Three researchers have cracked a fundamental puzzle about how our bodies defend themselves without self-destructing. American scientists Mary Brunkow and Fred Ramsdell, along with Japan’s Shimon Sakaguchi, won the 2025 Nobel Prize in Physiology or Medicine on Monday for discovering how regulatory T cells keep the immune system in check, opening doors to new autoimmune disease and cancer treatments.
The Nobel Assembly of Sweden’s Karolinska Institute medical university announced the winners in STOCKHOLM, Sweden, recognizing work that could reshape medicine. Each scientist will receive a prize sum of 11 million Swedish crowns ($1.2 million) as well as a gold medal presented by Sweden’s king. Their breakthrough explains something doctors have puzzled over for decades: how we can fight all imaginable microbes without our defenses turning against us.
What Makes These Immune Cells Special
Think of regulatory T cells as peacekeepers patrolling your body. The laureates identified these specialized T-cells that act as the immune system’s security guards, constantly keeping immune cells from attacking our own body. Without them, your defense system would be like an army that can’t tell friend from enemy.
Marie Wahren-Herlenius, a rheumatology professor at the Karolinska Institute, put it simply: “This year’s prize relates to how we keep our immune system under control so we can defend against infections and still avoid autoimmune disease.” The discoveries have laid the groundwork for understanding why some people’s bodies attack themselves while others don’t.
Meet the Scientists Who Changed Medicine
Brunkow currently works as senior programme manager at the Institute for Systems Biology in Seattle. Ramsdell serves as scientific adviser at Sonoma Biotherapeutics in San Francisco, which he co-founded, focusing on turning this research into real therapies. Sakaguchi, a professor at Osaka University in Japan, has spent decades unraveling how these cells function.
When the institute’s Thomas Perlmann managed to reach Sakaguchi by phone at his lab, the moment was electric. “He sounded incredibly grateful,” Perlmann said. The professor told reporters outside his university laboratory: “I feel it is a tremendous honour,” the Kyodo news agency reported. Perlmann noted that Sakaguchi expressed the recognition felt like a “fantastic honour” and “was quite taken” by the unexpected call.
From Lab Discovery to Patient Treatments
Here’s where it gets exciting for you: more than 200 trials on humans involving regulatory T cells were ongoing, Perlmann said after announcing the winners. These trials target everything from types of cancer to inflammatory bowel disease. The prize-awarding body emphasized in a statement that “their discoveries have completely transformed our understanding of immune control.”
Right now, specific therapies had yet to win market clearance, but researchers are racing to translate this science into treatments. Perlmann said he could only reach one of the three scientists initially to break the news. The work has created openings for addressing conditions where the immune system goes haywire—autoimmune diseases like rheumatoid arthritis, lupus, and multiple sclerosis, as well as certain cancers where immunity needs boosting.
The Bigger Picture of Nobel Recognition
Alfred Nobel, the Swedish inventor of dynamite and wealthy businessman, established these awards through his will.
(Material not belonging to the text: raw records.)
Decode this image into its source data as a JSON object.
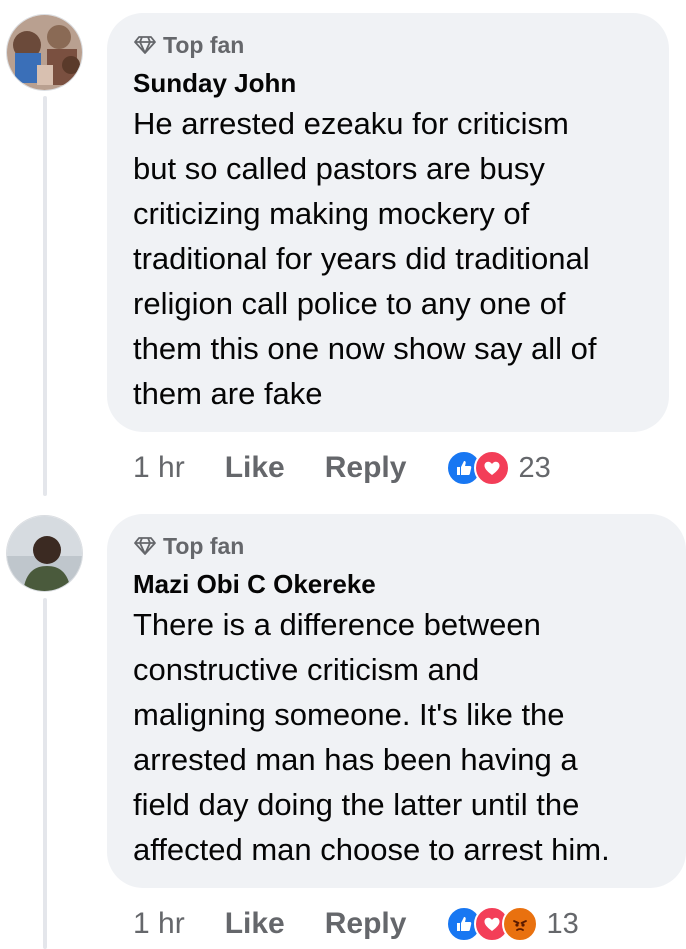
{
  "comments": [
    {
      "badge": "Top fan",
      "author": "Sunday John",
      "text": "He arrested ezeaku for criticism\nbut so called pastors are busy\ncriticizing making mockery of\ntraditional for years did traditional\nreligion call police to any one of\nthem this one now show say all of\nthem are fake",
      "time": "1 hr",
      "like_label": "Like",
      "reply_label": "Reply",
      "reactions": [
        "like-icon",
        "love-icon"
      ],
      "reaction_count": "23"
    },
    {
      "badge": "Top fan",
      "author": "Mazi Obi C Okereke",
      "text": "There is a difference between\nconstructive criticism and\nmaligning someone. It's like the\narrested man has been having a\nfield day doing the latter until the\naffected man choose to arrest him.",
      "time": "1 hr",
      "like_label": "Like",
      "reply_label": "Reply",
      "reactions": [
        "like-icon",
        "love-icon",
        "angry-icon"
      ],
      "reaction_count": "13"
    }
  ],
  "colors": {
    "bubble": "#f0f2f5",
    "secondary_text": "#65676b",
    "like_blue": "#1877f2",
    "love_red": "#f33e58",
    "angry_orange": "#e9710f"
  }
}
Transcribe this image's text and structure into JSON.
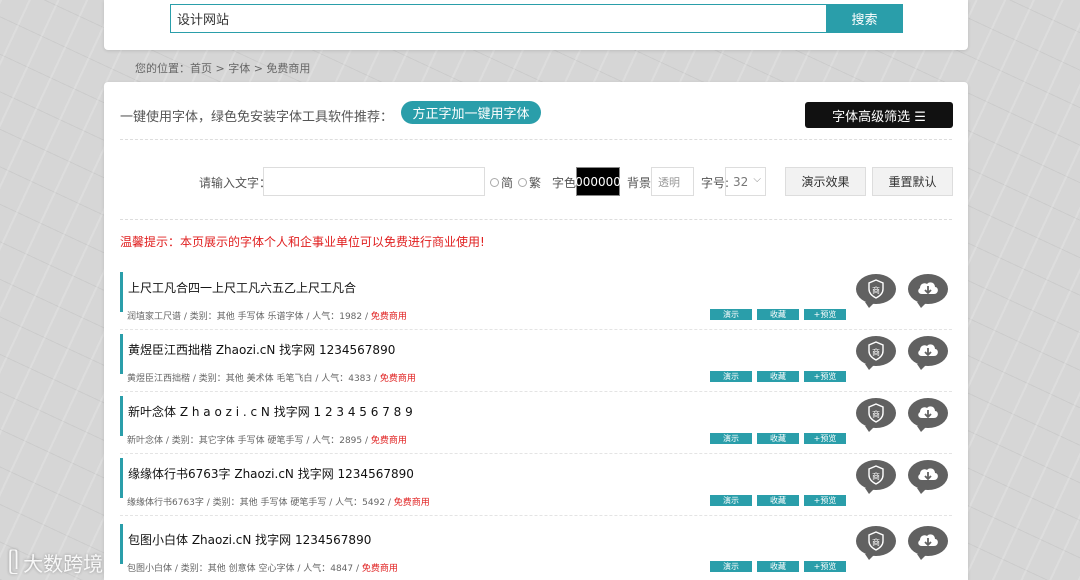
{
  "search": {
    "value": "设计网站",
    "button": "搜索"
  },
  "breadcrumb": "您的位置：首页 > 字体 > 免费商用",
  "promo": {
    "text": "一键使用字体，绿色免安装字体工具软件推荐：",
    "button": "方正字加一键用字体"
  },
  "filter_button": "字体高级筛选 ☰",
  "controls": {
    "input_label": "请输入文字：",
    "simplified": "简",
    "traditional": "繁",
    "color_label": "字色:",
    "color_value": "000000",
    "bg_label": "背景:",
    "bg_placeholder": "透明",
    "size_label": "字号:",
    "size_value": "32",
    "demo_button": "演示效果",
    "reset_button": "重置默认"
  },
  "notice": "温馨提示：本页展示的字体个人和企事业单位可以免费进行商业使用!",
  "row_buttons": {
    "demo": "演示",
    "collect": "收藏",
    "preview": "+预览"
  },
  "fonts": [
    {
      "sample": "上尺工凡合四一上尺工凡六五乙上尺工凡合",
      "meta": "润埴家工尺谱 / 类别：其他 手写体 乐谱字体 / 人气：1982 / ",
      "free": "免费商用",
      "color": "#111111"
    },
    {
      "sample": "黄煜臣江西拙楷 Zhaozi.cN 找字网 1234567890",
      "meta": "黄煜臣江西拙楷 / 类别：其他 美术体 毛笔飞白 / 人气：4383 / ",
      "free": "免费商用",
      "color": "#ee4400"
    },
    {
      "sample": "新叶念体 Z h a o z i . c N 找字网 1 2 3 4 5 6 7 8 9",
      "meta": "新叶念体 / 类别：其它字体 手写体 硬笔手写 / 人气：2895 / ",
      "free": "免费商用",
      "color": "#111111"
    },
    {
      "sample": "缘缘体行书6763字  Zhaozi.cN  找字网  1234567890",
      "meta": "缘缘体行书6763字 / 类别：其他 手写体 硬笔手写 / 人气：5492 / ",
      "free": "免费商用",
      "color": "#111111"
    },
    {
      "sample": "包图小白体 Zhaozi.cN 找字网 1234567890",
      "meta": "包图小白体 / 类别：其他 创意体 空心字体 / 人气：4847 / ",
      "free": "免费商用",
      "color": "#111111"
    }
  ],
  "watermark": "大数跨境",
  "accent_color": "#2a9eaa",
  "warning_color": "#e02020"
}
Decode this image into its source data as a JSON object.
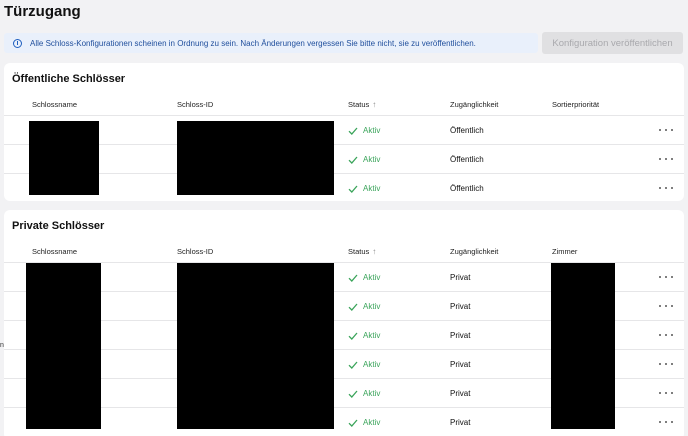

They have been awarded since 1901 to honor outstanding contributions in science, literature, and peace, with interruptions mainly during the World Wars. The economics prize was added later and gets funded by Sweden’s central bank, the Riksbank.
In accordance with tradition, the award for Medicine kicks off the annual Nobels—arguably the most prestigious prizes in science, literature, peace, and economics. Winners are selected by expert committees from various institutions. All prizes get awarded in Stockholm, except for the Peace Prize, which goes to Oslo, a possible legacy of the political union between Sweden and Norway during Nobel’s lifetime.
Standing on the Shoulders of Giants
Past recipients of the Nobel Prize in Physiology or Medicine include renowned scientists such as Alexander Fleming, who shared the 1945 award for discovering penicillin—still one of medicine’s game-changers. In recent years, the prize has recognized major breakthroughs, including those that enabled development of COVID-19 vaccines, which saved millions during the pandemic.
Last year’s medicine prize went to U.S. scientists Victor Ambros and Gary Ruvkun for their discovery of microRNA and its key role in how multicellular organisms grow and live, helping explain how cells specialise into different types. Each year builds on previous work, showing how science progresses through collaboration and persistence.
What Happens Next
More than a century after their inception, Nobel Prizes remain steeped in tradition. The awards culminate in ceremonies attended by royal families of Sweden and Norway, followed by lavish banquets held on December 10—the anniversary of Alfred Nobel’s death. Winners dress in formal attire, give speeches, and join an exclusive club of humanity’s greatest minds.
The remainder of this year’s prizes will be announced over the coming days, continuing this first week of the Nobel season. Physics comes Tuesday, chemistry Wednesday, literature Thursday, and the Peace Prize Friday. Each announcement brings fresh excitement to Stockholm and the global scientific community, celebrating human curiosity and breakthrough thinking that pushes our understanding forward.